Despite the Ramones finding great success in the punk rock niche, it took longer for the larger public to warm up to their music. Like a number of their tracks, “Sheena Is a Punk Rocker” found more success on the UK charts (making it into the Top 40 there vs. #81 on the US’s Billboard Hot 100) despite the band embodying what journalist Jim Green described as “a primo ultra-American essence of teenbeat” in his 1979 interview with the band (Green).

Why weren’t the Ramones popular in the US?

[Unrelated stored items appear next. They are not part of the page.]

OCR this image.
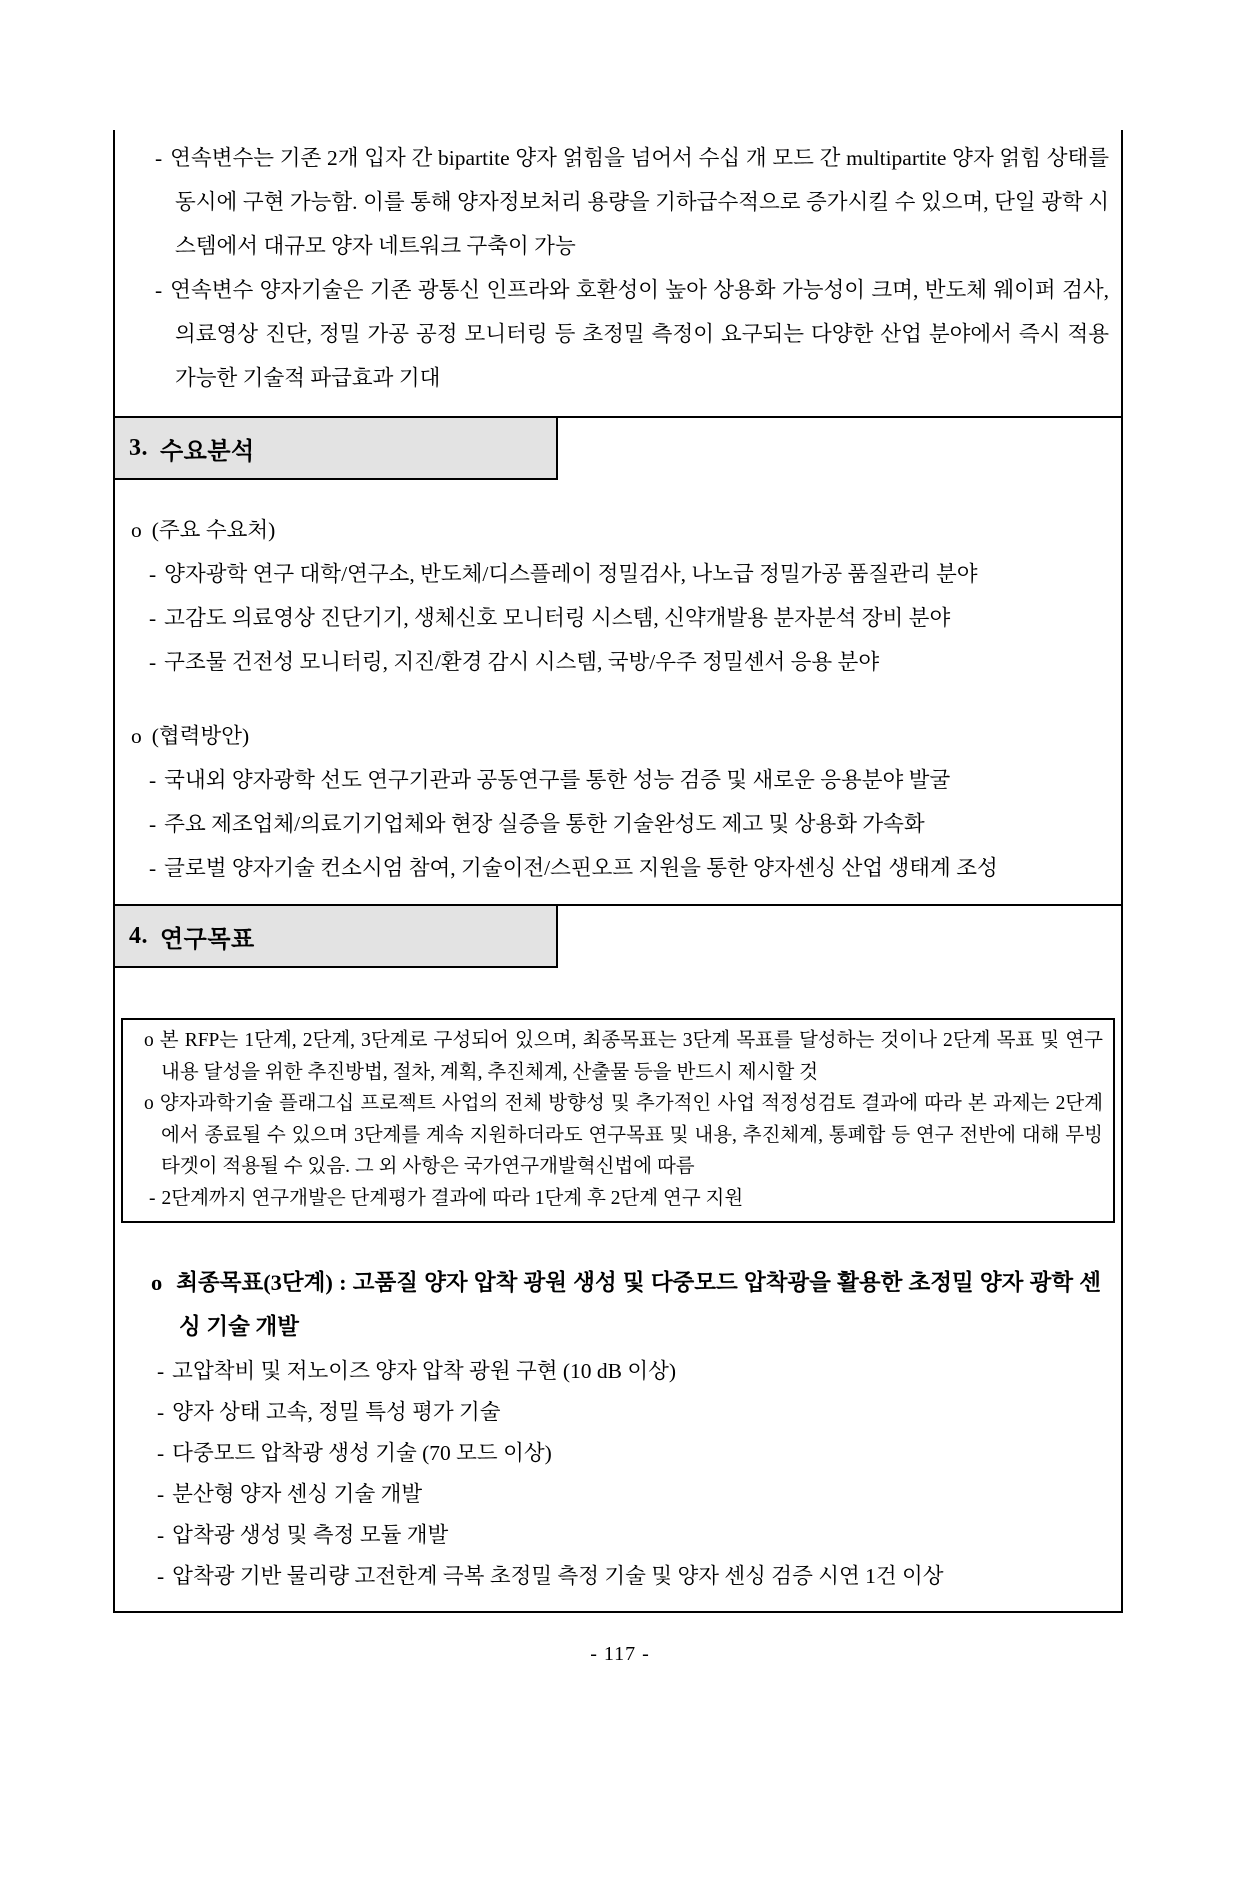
- 연속변수는 기존 2개 입자 간 bipartite 양자 얽힘을 넘어서 수십 개 모드 간 multipartite 양자 얽힘 상태를 동시에 구현 가능함. 이를 통해 양자정보처리 용량을 기하급수적으로 증가시킬 수 있으며, 단일 광학 시스템에서 대규모 양자 네트워크 구축이 가능

- 연속변수 양자기술은 기존 광통신 인프라와 호환성이 높아 상용화 가능성이 크며, 반도체 웨이퍼 검사, 의료영상 진단, 정밀 가공 공정 모니터링 등 초정밀 측정이 요구되는 다양한 산업 분야에서 즉시 적용 가능한 기술적 파급효과 기대

3. 수요분석

o (주요 수요처)

- 양자광학 연구 대학/연구소, 반도체/디스플레이 정밀검사, 나노급 정밀가공 품질관리 분야

- 고감도 의료영상 진단기기, 생체신호 모니터링 시스템, 신약개발용 분자분석 장비 분야

- 구조물 건전성 모니터링, 지진/환경 감시 시스템, 국방/우주 정밀센서 응용 분야

o (협력방안)

- 국내외 양자광학 선도 연구기관과 공동연구를 통한 성능 검증 및 새로운 응용분야 발굴

- 주요 제조업체/의료기기업체와 현장 실증을 통한 기술완성도 제고 및 상용화 가속화

- 글로벌 양자기술 컨소시엄 참여, 기술이전/스핀오프 지원을 통한 양자센싱 산업 생태계 조성

4. 연구목표

o 본 RFP는 1단계, 2단계, 3단계로 구성되어 있으며, 최종목표는 3단계 목표를 달성하는 것이나 2단계 목표 및 연구내용 달성을 위한 추진방법, 절차, 계획, 추진체계, 산출물 등을 반드시 제시할 것

o 양자과학기술 플래그십 프로젝트 사업의 전체 방향성 및 추가적인 사업 적정성검토 결과에 따라 본 과제는 2단계에서 종료될 수 있으며 3단계를 계속 지원하더라도 연구목표 및 내용, 추진체계, 통폐합 등 연구 전반에 대해 무빙타겟이 적용될 수 있음. 그 외 사항은 국가연구개발혁신법에 따름

- 2단계까지 연구개발은 단계평가 결과에 따라 1단계 후 2단계 연구 지원

o 최종목표(3단계) : 고품질 양자 압착 광원 생성 및 다중모드 압착광을 활용한 초정밀 양자 광학 센싱 기술 개발

- 고압착비 및 저노이즈 양자 압착 광원 구현 (10 dB 이상)

- 양자 상태 고속, 정밀 특성 평가 기술

- 다중모드 압착광 생성 기술 (70 모드 이상)

- 분산형 양자 센싱 기술 개발

- 압착광 생성 및 측정 모듈 개발

- 압착광 기반 물리량 고전한계 극복 초정밀 측정 기술 및 양자 센싱 검증 시연 1건 이상

- 117 -
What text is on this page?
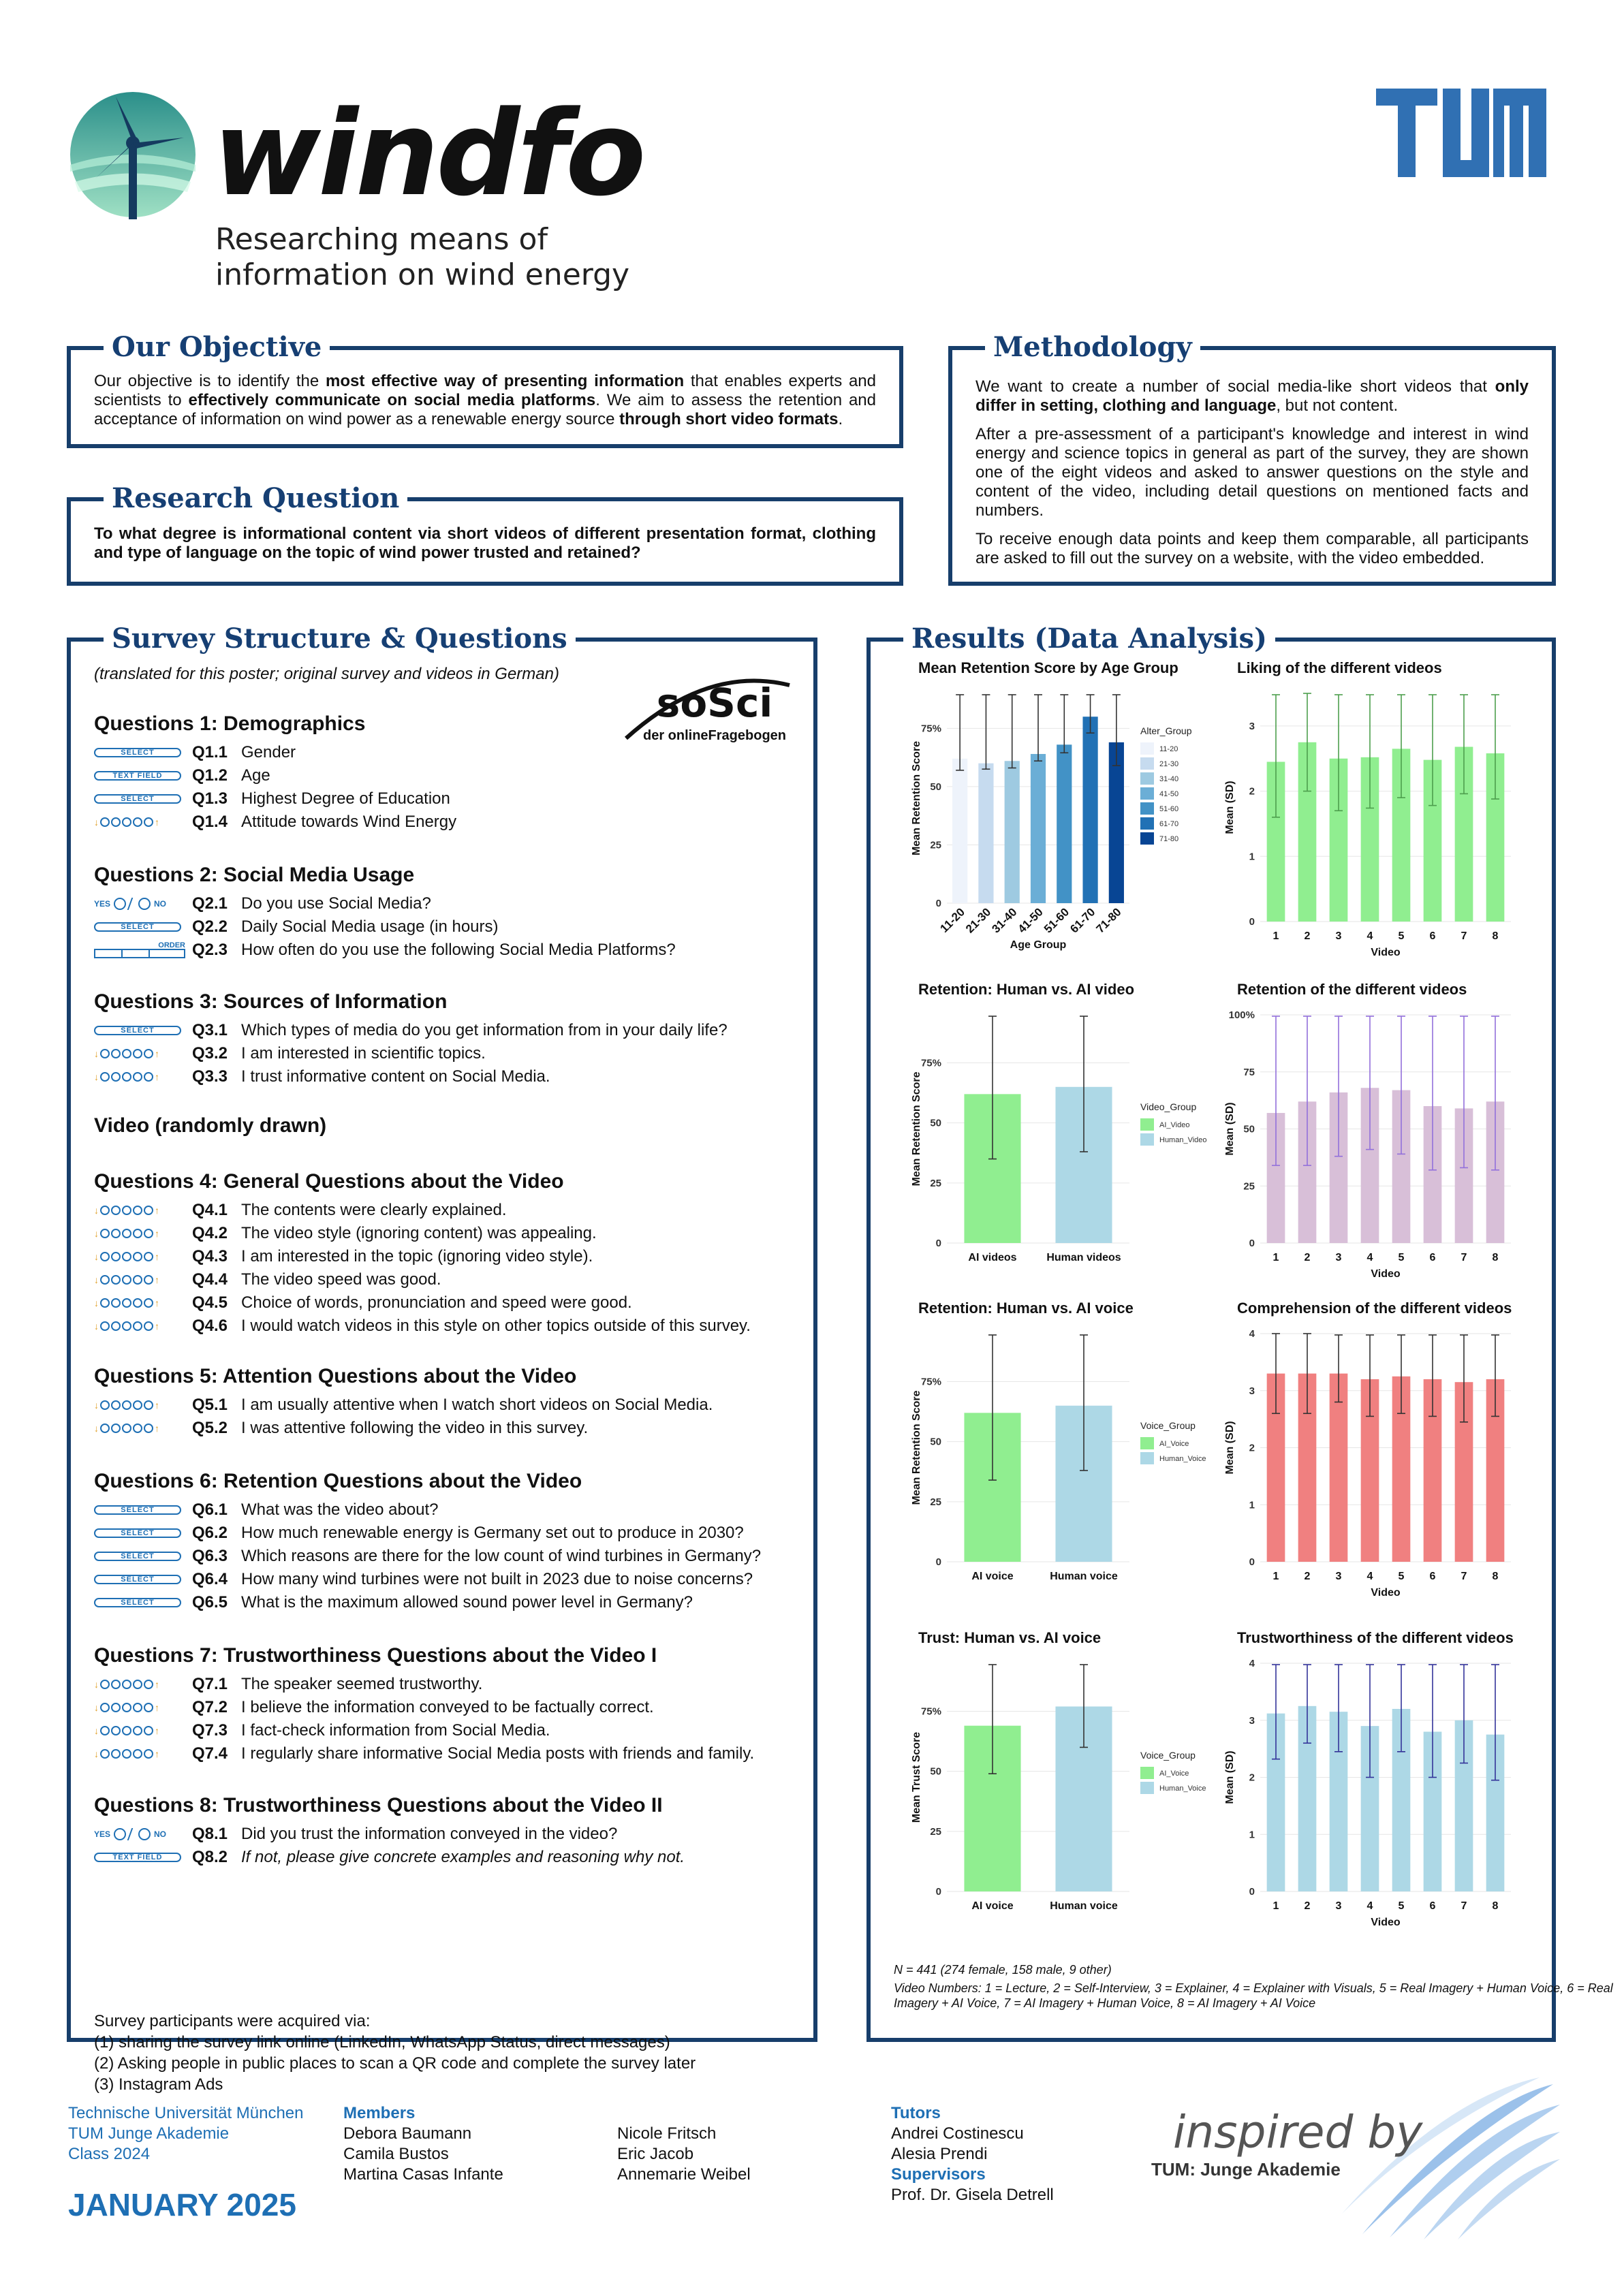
windfo
Researching means of
information on wind energy
Our Objective

Our objective is to identify the most effective way of presenting information that enables experts and scientists to effectively communicate on social media platforms. We aim to assess the retention and acceptance of information on wind power as a renewable energy source through short video formats.

Research Question

To what degree is informational content via short videos of different presentation format, clothing and type of language on the topic of wind power trusted and retained?

Methodology

We want to create a number of social media-like short videos that only differ in setting, clothing and language, but not content.

After a pre-assessment of a participant's knowledge and interest in wind energy and science topics in general as part of the survey, they are shown one of the eight videos and asked to answer questions on the style and content of the video, including detail questions on mentioned facts and numbers.

To receive enough data points and keep them comparable, all participants are asked to fill out the survey on a website, with the video embedded.

Survey Structure & Questions
(translated for this poster; original survey and videos in German)
soSci
der onlineFragebogen
Survey participants were acquired via:
(1) sharing the survey link online (LinkedIn, WhatsApp Status, direct messages)
(2) Asking people in public places to scan a QR code and complete the survey later
(3) Instagram Ads
Questions 1: Demographics
SELECT	Q1.1 Gender
TEXT FIELD	Q1.2 Age
SELECT	Q1.3 Highest Degree of Education
↓	↑ Q1.4 Attitude towards Wind Energy
Questions 2: Social Media Usage
YES	NO Q2.1 Do you use Social Media?
SELECT	Q2.2 Daily Social Media usage (in hours)
ORDER Q2.3 How often do you use the following Social Media Platforms?
Questions 3: Sources of Information
SELECT	Q3.1 Which types of media do you get information from in your daily life?
↓	↑ Q3.2 I am interested in scientific topics.
↓	↑ Q3.3 I trust informative content on Social Media.
Video (randomly drawn)
Questions 4: General Questions about the Video
↓	↑ Q4.1 The contents were clearly explained.
↓	↑ Q4.2 The video style (ignoring content) was appealing.
↓	↑ Q4.3 I am interested in the topic (ignoring video style).
↓	↑ Q4.4 The video speed was good.
↓	↑ Q4.5 Choice of words, pronunciation and speed were good.
↓	↑ Q4.6 I would watch videos in this style on other topics outside of this survey.
Questions 5: Attention Questions about the Video
↓	↑ Q5.1 I am usually attentive when I watch short videos on Social Media.
↓	↑ Q5.2 I was attentive following the video in this survey.
Questions 6: Retention Questions about the Video
SELECT	Q6.1 What was the video about?
SELECT	Q6.2 How much renewable energy is Germany set out to produce in 2030?
SELECT	Q6.3 Which reasons are there for the low count of wind turbines in Germany?
SELECT	Q6.4 How many wind turbines were not built in 2023 due to noise concerns?
SELECT	Q6.5 What is the maximum allowed sound power level in Germany?
Questions 7: Trustworthiness Questions about the Video I
↓	↑ Q7.1 The speaker seemed trustworthy.
↓	↑ Q7.2 I believe the information conveyed to be factually correct.
↓	↑ Q7.3 I fact-check information from Social Media.
↓	↑ Q7.4 I regularly share informative Social Media posts with friends and family.
Questions 8: Trustworthiness Questions about the Video II
YES	NO Q8.1 Did you trust the information conveyed in the video?
TEXT FIELD	Q8.2 If not, please give concrete examples and reasoning why not.
Results (Data Analysis)
Mean Retention Score by Age Group
0
25
50
75%
Mean Retention Score
11-20
21-30
31-40
41-50
51-60
61-70
71-80
Age Group
Alter_Group
11-20
21-30
31-40
41-50
51-60
61-70
71-80
Liking of the different videos
0
1
2
3
Mean (SD)
1 2 3 4 5 6 7 8
Video
Retention: Human vs. AI video
0
25
50
75%
Mean Retention Score
AI videos	Human videos
Video_Group
AI_Video
Human_Video
Retention of the different videos
0
25
50
75
100%
Mean (SD)
1 2 3 4 5 6 7 8
Video
Retention: Human vs. AI voice
0
25
50
75%
Mean Retention Score
AI voice	Human voice
Voice_Group
AI_Voice
Human_Voice
Comprehension of the different videos
0
1
2
3
4
Mean (SD)
1 2 3 4 5 6 7 8
Video
Trust: Human vs. AI voice
0
25
50
75%
Mean Trust Score
AI voice	Human voice
Voice_Group
AI_Voice
Human_Voice
Trustworthiness of the different videos
0
1
2
3
4
Mean (SD)
1 2 3 4 5 6 7 8
Video
N = 441 (274 female, 158 male, 9 other)
Video Numbers: 1 = Lecture, 2 = Self-Interview, 3 = Explainer, 4 = Explainer with Visuals, 5 = Real Imagery + Human Voice, 6 = Real Imagery + AI Voice, 7 = AI Imagery + Human Voice, 8 = AI Imagery + AI Voice
Technische Universität München
TUM Junge Akademie
Class 2024
Members
Debora Baumann
Camila Bustos
Martina Casas Infante
Nicole Fritsch
Eric Jacob
Annemarie Weibel
Tutors
Andrei Costinescu
Alesia Prendi
Supervisors
Prof. Dr. Gisela Detrell
JANUARY 2025
inspired by
TUM: Junge Akademie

Some of the Ramones’s efforts to increase their profile only hurt them more. For example, they opened for bands with solid adult fanbases such as Toto and Black Sabbath in rural areas with basically nonexistent punk scenes (Green). Because of this, many people who saw them live as an opening act began to treat them as a joke, gaining them a level of notoriety with American rock fans. According to Green’s interview, the Ramones internalized the jeers of these crowds. In response to the disapproval of adult “couples on dates” that made fun of their opening performances, the Ramones identified increasingly with misunderstood teenagers (Green).

When opening for rock acts such as Black Sabbath, The Ramones encountered unwelcoming rock fans with a distaste for punk. These rockers, holding up a shirt saying “KILL A PUNK FOR ROCK & ROLL,” are a perfect example (Mayobat).

As Jim Green described in his article, radio play defined a good deal of artists’ American success in the late 1970s (Green). The negative impressions that the Ramones made on rock fans spread to radio programmers, who Green noted in 1979 “still toss each new Ramones record in the garbage can” (Green). At that point, the band had released five records with especially catchy singles in hopes of making it on air, “Sheena Is a Punk Rocker” being one of those singles.

What did this mean to The Ramones?

Lying in Green’s illustration is a key piece of the argument: the Ramones catered to American youth. The lyrics of “Sheena Is a Punk Rocker” highlight this distinction: the ideal punk, Sheena, runs off to join the New York scene because “New York City really has it all.” Their strong desire to ‘make it big’ with teens in their own country made their low airplay and negative reputation in music journalism all the more damning, as teenagers not already in urban punk scenes couldn’t hear the Ramones’s music if they weren’t on the airwaves or celebrated in magazines. The Ramones later sought to reach teenage audiences through appearing in the film Rock ‘n’ Roll High School, hoping that their roles in it would show teenage audiences the Ramones were on their side (Green).